Whats the trade-offs
I posing a thread that covers Naval Guns:
* Intermediate size (I'm arbitrarily picking 20mm to 175mm)
* International - US, Britain, Japan, Germany, France, Italy, etc. (CryHavoc101 had a great British thread a while back)
* From the start of WW1 to the end of WW2
* Most importantly - why were those particular sizes chosen. What were their virtues, what were their limitations?
For example: Why did the US more or less standardize on 3" & 5" guns for DE's & DD's (as well as being secondary armament on bigger ships)? Why not 4" or 6" guns?
Fire away!
Path dependency can be a big deal. The US started to go down the 5 inch gun route for its destroyers and primary secondary armament pre-WW1 as the 5/51 was adapted for anti-torpedo boat work on the dreadnoughts. After the war, there is a huge honking stockpile of 5/51 ammunition, as well as 5/25 AA ammunition, so why not design ships to use it instead of spending money to develop a weapon that is just slightly better but Congress won't fund.

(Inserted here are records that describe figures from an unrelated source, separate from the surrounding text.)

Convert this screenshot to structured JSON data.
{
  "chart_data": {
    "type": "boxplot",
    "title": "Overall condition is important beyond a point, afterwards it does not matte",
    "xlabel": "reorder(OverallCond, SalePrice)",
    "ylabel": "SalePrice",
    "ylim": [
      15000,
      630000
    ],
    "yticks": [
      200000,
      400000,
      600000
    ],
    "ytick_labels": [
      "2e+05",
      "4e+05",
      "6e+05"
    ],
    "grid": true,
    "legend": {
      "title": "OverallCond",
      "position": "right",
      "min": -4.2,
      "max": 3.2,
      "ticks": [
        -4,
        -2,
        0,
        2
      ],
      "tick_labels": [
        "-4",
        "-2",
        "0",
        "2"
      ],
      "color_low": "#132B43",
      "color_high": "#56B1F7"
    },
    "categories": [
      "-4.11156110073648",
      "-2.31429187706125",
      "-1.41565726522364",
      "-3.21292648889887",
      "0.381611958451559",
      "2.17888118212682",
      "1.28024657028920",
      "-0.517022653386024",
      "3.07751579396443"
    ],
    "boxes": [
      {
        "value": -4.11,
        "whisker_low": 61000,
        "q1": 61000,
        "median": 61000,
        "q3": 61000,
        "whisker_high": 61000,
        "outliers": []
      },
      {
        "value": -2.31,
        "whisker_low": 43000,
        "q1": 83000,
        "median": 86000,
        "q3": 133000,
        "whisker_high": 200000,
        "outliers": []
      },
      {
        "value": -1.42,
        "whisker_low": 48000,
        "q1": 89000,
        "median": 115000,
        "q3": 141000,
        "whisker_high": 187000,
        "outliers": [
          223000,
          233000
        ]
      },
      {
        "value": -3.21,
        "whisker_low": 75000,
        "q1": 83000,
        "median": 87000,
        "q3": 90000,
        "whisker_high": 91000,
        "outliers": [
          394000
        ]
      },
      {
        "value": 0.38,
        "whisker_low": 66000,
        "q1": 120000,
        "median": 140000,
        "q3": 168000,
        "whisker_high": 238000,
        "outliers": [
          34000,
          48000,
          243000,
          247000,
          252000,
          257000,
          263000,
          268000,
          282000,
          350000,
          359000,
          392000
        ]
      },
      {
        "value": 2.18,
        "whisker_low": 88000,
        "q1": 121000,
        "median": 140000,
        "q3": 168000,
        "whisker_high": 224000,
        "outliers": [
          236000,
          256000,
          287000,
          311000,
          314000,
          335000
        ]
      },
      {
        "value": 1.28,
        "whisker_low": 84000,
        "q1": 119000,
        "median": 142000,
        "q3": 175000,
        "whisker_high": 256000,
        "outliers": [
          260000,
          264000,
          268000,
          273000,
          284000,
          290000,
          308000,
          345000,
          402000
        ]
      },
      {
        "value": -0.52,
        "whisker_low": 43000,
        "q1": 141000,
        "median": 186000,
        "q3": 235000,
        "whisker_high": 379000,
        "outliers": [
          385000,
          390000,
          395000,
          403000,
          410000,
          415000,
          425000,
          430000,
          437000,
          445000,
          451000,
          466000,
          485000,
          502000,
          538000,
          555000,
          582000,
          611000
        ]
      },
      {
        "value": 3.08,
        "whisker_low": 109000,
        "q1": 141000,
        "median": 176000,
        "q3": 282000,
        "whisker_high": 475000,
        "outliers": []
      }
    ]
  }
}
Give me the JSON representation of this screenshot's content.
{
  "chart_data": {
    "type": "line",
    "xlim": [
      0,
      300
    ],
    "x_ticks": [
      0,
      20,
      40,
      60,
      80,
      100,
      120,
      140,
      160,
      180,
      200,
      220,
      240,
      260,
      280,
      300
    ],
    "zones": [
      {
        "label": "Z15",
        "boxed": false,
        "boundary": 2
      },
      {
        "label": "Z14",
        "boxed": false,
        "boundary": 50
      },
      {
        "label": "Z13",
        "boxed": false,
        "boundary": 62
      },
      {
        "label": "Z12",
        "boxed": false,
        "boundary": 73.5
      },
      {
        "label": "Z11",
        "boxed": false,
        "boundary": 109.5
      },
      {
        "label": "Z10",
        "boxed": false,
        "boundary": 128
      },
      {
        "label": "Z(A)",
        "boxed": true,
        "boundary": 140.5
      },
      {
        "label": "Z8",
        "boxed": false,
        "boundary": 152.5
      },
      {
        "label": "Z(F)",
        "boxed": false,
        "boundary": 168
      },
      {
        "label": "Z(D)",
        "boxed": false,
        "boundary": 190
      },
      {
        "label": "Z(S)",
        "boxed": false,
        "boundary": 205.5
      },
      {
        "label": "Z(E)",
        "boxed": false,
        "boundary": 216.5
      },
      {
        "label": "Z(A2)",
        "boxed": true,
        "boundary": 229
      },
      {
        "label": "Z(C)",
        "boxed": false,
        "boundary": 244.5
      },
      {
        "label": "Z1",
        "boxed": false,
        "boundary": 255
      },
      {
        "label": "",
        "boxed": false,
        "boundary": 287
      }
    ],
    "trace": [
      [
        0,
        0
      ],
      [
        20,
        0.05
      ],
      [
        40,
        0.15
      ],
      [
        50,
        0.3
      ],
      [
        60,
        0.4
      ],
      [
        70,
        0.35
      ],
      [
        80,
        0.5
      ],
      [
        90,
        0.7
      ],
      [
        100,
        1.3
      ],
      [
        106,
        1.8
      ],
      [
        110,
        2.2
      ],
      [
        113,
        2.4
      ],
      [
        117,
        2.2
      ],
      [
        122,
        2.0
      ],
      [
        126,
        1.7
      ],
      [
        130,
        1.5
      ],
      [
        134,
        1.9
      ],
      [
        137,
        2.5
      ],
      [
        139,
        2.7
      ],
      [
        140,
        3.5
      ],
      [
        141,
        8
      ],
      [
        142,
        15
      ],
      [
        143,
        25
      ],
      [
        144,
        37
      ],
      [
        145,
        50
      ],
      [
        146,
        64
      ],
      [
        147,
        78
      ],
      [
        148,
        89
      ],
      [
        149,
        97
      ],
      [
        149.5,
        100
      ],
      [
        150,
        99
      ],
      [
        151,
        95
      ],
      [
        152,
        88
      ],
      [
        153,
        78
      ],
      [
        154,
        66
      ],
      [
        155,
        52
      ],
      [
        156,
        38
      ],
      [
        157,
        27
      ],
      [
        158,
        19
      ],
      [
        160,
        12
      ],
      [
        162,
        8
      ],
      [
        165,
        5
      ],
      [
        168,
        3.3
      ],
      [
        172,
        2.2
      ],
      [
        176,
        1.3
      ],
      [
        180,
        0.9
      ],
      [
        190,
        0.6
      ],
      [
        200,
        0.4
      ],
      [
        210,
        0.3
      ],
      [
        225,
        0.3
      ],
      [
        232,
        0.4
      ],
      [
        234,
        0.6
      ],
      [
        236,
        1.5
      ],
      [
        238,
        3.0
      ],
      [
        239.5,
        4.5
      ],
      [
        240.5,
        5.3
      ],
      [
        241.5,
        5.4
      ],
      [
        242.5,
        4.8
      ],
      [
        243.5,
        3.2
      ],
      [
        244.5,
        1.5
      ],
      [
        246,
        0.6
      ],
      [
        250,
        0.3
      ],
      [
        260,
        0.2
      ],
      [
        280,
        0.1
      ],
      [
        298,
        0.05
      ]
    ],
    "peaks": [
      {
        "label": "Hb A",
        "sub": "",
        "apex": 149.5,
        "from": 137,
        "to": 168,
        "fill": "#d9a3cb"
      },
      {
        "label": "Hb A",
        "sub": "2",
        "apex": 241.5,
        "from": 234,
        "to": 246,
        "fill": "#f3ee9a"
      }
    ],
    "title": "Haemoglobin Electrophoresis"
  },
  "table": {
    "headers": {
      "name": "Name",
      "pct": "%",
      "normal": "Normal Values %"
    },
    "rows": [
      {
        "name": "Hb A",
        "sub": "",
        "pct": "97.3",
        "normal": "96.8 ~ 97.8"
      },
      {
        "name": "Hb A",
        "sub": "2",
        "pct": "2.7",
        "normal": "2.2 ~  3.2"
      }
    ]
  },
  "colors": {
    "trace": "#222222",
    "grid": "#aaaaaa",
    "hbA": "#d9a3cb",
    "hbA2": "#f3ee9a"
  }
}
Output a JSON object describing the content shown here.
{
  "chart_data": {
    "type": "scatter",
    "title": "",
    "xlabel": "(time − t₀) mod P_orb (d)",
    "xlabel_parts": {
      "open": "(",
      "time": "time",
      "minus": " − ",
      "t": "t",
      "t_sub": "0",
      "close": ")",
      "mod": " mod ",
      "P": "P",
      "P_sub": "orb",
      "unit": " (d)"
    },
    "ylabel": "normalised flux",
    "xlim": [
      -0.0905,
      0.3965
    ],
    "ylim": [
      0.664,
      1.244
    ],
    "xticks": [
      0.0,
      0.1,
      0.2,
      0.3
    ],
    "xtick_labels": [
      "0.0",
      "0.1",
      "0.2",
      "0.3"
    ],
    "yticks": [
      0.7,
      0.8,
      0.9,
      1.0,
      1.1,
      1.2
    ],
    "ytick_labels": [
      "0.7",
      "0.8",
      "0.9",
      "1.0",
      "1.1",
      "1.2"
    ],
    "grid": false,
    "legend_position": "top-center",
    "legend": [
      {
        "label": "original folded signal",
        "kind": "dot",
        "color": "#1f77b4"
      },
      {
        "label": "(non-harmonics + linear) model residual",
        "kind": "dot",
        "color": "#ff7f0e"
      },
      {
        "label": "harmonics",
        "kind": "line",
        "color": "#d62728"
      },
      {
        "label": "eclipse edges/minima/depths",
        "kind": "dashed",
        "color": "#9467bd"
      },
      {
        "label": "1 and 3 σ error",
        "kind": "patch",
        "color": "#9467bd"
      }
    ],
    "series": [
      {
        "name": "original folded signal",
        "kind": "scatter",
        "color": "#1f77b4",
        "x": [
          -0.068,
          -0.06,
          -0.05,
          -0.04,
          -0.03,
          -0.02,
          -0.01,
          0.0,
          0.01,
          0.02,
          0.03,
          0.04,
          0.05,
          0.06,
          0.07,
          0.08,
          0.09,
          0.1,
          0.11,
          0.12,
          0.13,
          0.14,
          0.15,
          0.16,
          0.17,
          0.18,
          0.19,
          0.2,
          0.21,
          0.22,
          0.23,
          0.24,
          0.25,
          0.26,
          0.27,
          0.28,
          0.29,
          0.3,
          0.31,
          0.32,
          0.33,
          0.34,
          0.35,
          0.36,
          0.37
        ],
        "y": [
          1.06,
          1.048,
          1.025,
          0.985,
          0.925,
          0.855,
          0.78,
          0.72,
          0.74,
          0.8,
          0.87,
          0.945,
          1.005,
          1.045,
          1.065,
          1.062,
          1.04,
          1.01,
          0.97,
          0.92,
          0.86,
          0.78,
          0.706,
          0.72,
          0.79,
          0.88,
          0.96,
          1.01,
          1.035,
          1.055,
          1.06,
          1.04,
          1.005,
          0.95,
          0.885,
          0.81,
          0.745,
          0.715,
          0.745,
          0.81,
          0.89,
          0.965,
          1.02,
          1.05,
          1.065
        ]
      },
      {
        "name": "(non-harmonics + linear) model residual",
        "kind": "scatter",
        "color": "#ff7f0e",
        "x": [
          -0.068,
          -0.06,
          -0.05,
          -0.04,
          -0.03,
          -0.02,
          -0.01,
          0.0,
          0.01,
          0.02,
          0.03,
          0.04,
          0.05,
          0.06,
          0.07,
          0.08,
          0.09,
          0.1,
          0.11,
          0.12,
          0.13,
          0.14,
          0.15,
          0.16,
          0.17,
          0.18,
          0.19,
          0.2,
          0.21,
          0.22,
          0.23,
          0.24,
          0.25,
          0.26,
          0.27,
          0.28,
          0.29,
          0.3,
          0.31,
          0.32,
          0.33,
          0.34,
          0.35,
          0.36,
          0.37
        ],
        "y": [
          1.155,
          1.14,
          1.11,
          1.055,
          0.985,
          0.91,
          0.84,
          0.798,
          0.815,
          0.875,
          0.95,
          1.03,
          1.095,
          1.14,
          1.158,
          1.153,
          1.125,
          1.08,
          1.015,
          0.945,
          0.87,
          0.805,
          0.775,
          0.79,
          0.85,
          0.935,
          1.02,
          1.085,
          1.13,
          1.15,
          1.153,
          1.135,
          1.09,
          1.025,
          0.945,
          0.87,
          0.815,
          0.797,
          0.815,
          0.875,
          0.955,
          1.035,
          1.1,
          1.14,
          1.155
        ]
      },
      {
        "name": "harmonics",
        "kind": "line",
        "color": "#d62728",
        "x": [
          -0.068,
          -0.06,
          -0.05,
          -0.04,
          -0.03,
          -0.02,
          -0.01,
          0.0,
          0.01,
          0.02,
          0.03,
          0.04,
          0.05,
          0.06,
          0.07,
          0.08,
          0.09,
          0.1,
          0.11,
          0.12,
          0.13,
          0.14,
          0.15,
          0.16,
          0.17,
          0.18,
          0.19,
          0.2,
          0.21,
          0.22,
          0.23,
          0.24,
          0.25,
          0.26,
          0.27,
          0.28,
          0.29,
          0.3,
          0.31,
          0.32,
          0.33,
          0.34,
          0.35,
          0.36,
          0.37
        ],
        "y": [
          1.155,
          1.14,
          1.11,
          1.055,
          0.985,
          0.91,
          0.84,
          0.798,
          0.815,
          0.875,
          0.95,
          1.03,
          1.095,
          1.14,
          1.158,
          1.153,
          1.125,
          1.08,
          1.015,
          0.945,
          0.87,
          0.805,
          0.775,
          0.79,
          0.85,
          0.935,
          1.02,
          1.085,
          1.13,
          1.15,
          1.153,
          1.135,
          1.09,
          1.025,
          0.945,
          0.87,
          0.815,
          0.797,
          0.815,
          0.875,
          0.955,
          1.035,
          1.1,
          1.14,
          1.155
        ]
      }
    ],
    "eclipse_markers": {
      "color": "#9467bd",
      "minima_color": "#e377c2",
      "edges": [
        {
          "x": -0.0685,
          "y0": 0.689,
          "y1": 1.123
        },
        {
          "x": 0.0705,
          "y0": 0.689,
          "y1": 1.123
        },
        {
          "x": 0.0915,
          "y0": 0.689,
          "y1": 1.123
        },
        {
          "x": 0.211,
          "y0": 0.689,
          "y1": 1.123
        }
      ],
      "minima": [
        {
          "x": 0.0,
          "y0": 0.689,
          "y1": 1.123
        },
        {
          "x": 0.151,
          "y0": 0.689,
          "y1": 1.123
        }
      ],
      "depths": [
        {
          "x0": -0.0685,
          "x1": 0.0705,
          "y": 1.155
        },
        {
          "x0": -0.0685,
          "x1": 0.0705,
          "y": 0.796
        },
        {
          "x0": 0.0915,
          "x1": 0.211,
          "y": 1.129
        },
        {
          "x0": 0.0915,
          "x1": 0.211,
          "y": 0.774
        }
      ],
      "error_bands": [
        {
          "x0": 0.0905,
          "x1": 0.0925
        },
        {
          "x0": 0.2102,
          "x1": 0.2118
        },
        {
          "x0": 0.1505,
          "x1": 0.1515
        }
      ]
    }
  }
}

More realistically, the question is what set of trade-offs are considered acceptable for a given mission. Let's look at the main armament of a destroyer for the various problems it might be used to solve:
1) Medium anti-ship (sufficient to ruin a destroyer's day, sufficient to sink a merchie) If you want more anti-ship capacity, you'll probably want a longer gun, firing a heavier shell, and probably a wider shell as well. That means fewer rounds stored per meter cubed in the magazine, a bigger firing mount footprint, more crew etc. It still won't be enough gun to really scare away light cruisers and above (an Atlanta or DIDO will avalanche a DD with ROF, a Cleveland will pound away at longer range with heavier shells etc).
So the goal of a medium anti-ship gun is something that has high rate of fire to partially compensate for the lighter shells, a heavy enough shell that can do a fair bit of damage on a few hits, a light enough shell to carry lots of them and for men to be able to reasonably hand-move quickly, accurate, and decent but not amazing range. Those constraints really limit the size. A 40mm or 57mm Bofors is light, accurate, low footprint but it can't hit a target at reasonable range. A 6 inch cruiser gun has a low rate of fire, with non-manually reloadable ammo, and is too big of a gun for a 1750 ton ship. So somewhere in the middle makes sense.
2) Low angle AA --- long range, large bursting charge, variety of fuses, rapid fire, able to quickly skew, able to quickly integrate fire control changes into solution, quick re-fusing etc. Here a long range, high rate of fire gun makes sense, it can be fairly heavily, but ROF probably matters more to breaking up a torpedo bomber attack than the size of the bursting charge.
3) High angle AA --- high rate of fire, high angle, able to easily load at high angles, very fast turning/spinning mount, easy to re-fuse shells. A high angle mount will be significantly more complex and heavier than a low angle anti-ship mount.
These are the three basic jobs a destroyer's main gun battery was expected to perform in the late 30s. The question then is what things will the navy that is buying a DD mandate as have to haves, what things are nice to have, and what things are easily trade-able. And from that set of trade-off decisions, what guns are available whose characteristics fall within the acceptable range. And will Congress/the Treasury fund buying enough of those guns.